Visit Pile Valley and see silent streams, tall timbers, pristine ferns and towering satinay and brush box trees. Walk through ancient rainforests supported by sand dunes in Central Station. See Rainbow Gorge with its coloured sand formations, as well as the multi-coloured Cathedrals and Pinnacles which lie to the north of the Maheno wreck. Explore more than 100 freshwater lakes, some tea-coloured and others clear and blue. Follow the day-long Lake McKenzie Circuit Walk to Lake McKenzie, one of forty crystal-clear lakes which make up half of all such lakes in the world. Swim in the blue waters or sit on the pure white silica sands. Hike to the island’s deepest lake, Lake Wabby, surrounded by a massive sand-blow and small, scenic Lake Allom where fresh-water turtles lie on the forest-fringed shore.

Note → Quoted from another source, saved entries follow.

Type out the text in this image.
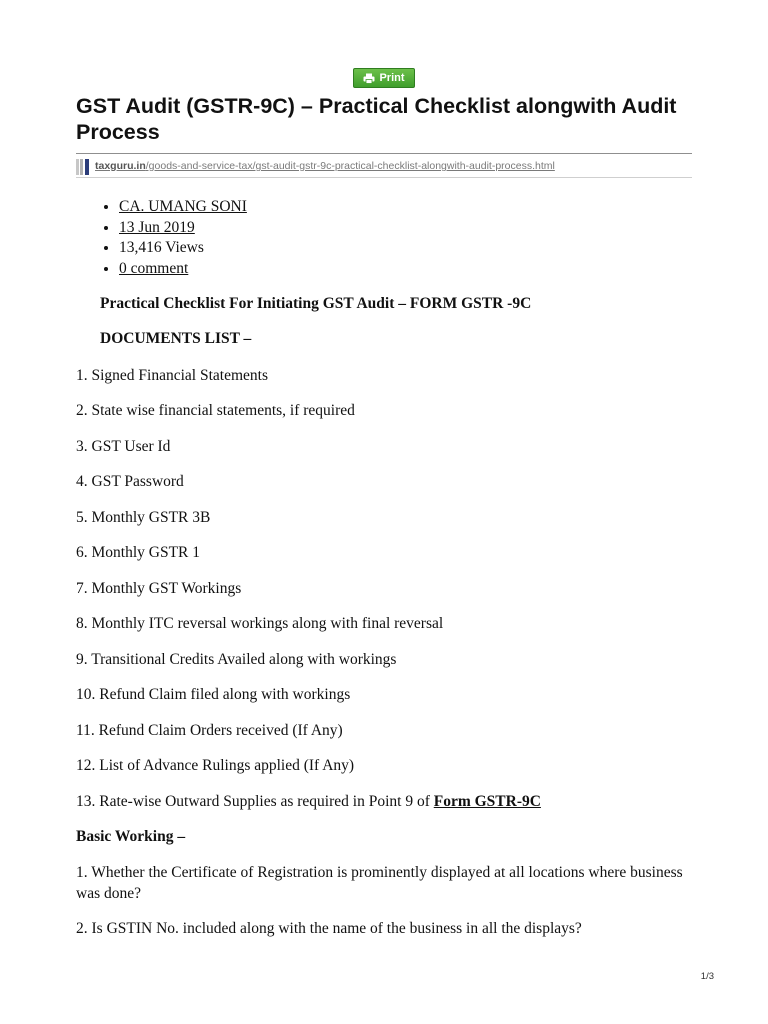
Print
GST Audit (GSTR-9C) – Practical Checklist alongwith Audit Process
taxguru.in/goods-and-service-tax/gst-audit-gstr-9c-practical-checklist-alongwith-audit-process.html
• CA. UMANG SONI
• 13 Jun 2019
• 13,416 Views
• 0 comment

Practical Checklist For Initiating GST Audit – FORM GSTR -9C

DOCUMENTS LIST –

1. Signed Financial Statements

2. State wise financial statements, if required

3. GST User Id

4. GST Password

5. Monthly GSTR 3B

6. Monthly GSTR 1

7. Monthly GST Workings

8. Monthly ITC reversal workings along with final reversal

9. Transitional Credits Availed along with workings

10. Refund Claim filed along with workings

11. Refund Claim Orders received (If Any)

12. List of Advance Rulings applied (If Any)

13. Rate-wise Outward Supplies as required in Point 9 of Form GSTR-9C

Basic Working –

1. Whether the Certificate of Registration is prominently displayed at all locations where business was done?

2. Is GSTIN No. included along with the name of the business in all the displays?

1/3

Visit Lake Bowarrady, which is 120 metres above sea level, and Lake Boemingen, reputedly the largest perched lake in the world. On Fraser Island, you’ll find that nature offers a different exhibition each season - wild spring flowers, bright summer days, autumn colours and winter wilderness.
Stay in an eco-friendly resort where you can indulge in massages, cocktails and restaurant meals. Or enjoy the privacy of a beach front home surrounded by bushland and wildlife. You’ll also find hotels and self-contained villas with hinterland and sea views. To really commune with nature, pitch your tent at a campsite at Central Station, Lake Boomanjin, Lake McKenzie, Dundubara, Waddy Point, Wathumba, Dilli Village or Cathedral Beach. Or find a spot of sandy solitude on the eastern beach.

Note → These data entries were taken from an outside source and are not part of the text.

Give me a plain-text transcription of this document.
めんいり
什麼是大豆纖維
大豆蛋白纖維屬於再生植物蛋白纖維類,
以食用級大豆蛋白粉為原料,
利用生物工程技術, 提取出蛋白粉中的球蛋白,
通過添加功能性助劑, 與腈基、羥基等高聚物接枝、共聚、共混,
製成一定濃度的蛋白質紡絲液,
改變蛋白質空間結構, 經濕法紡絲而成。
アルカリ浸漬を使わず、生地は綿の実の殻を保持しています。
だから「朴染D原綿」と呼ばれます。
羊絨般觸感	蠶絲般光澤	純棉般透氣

Spot raptors and stingrays on a canoe tour and some of the islands 354 species of birds on a ranger guided walk. The island is home to the rarely seen ground parrot, powerful owl and some 18 birds of prey. Sail next to dugong, turtles, dolphins and sharks or see them on a tour of the beaches and Indian Head. Keep an eye out for migrating humpback whales between August and October. Pump for yabbies and spot armies of soldier crabs on the beach on a guided fishing tour. Go nocturnal and shine your torch on bats, flying foxes, sugar gliders and frogs. Get up close to the island’s kangaroos, wallabies, possums, flying foxes, echidnas and Australia's purest breed of dingo.
Shipwreck S.S Maheno, QLD
You can read 700,000 years of evolution in the wildflowers and centuries of climatic change in the huge sand dunes. See Aboriginal middens, fish traps, scarred trees and campsites at least 5,000 years old on a guided tour. Visit coloured Arch Cliffs, where Aboriginal men once played didgeridoos to migrating humpback whales and Moon Point, once a sacred birthing place reserved for Aboriginal women. Explore the shipwreck of the S.S Maheno, which was built in 1905 and served life as both a luxury trans-Tasman passenger ship and World War I hospital ship, before being beached in a cyclone. Join a heritage walk and learn about the island’s European namesake, Eliza Fraser, who was with her husband Captain James Fraser when their ship, the Stirling Castle, ran aground in 1836. Listen to her dramatic story of survival, which included losing her husband and new born child and being held captive by the local Aboriginal tribe. Visit the now-derelict McKenzie's Jetty, originally built as a mainland access point for timber cutters and then used by the Z Force during World War II. From sands of time formations and stories of the Aboriginal Dreamtime to Eliza Fraser and recent environmental battles, Fraser Island is rich in history.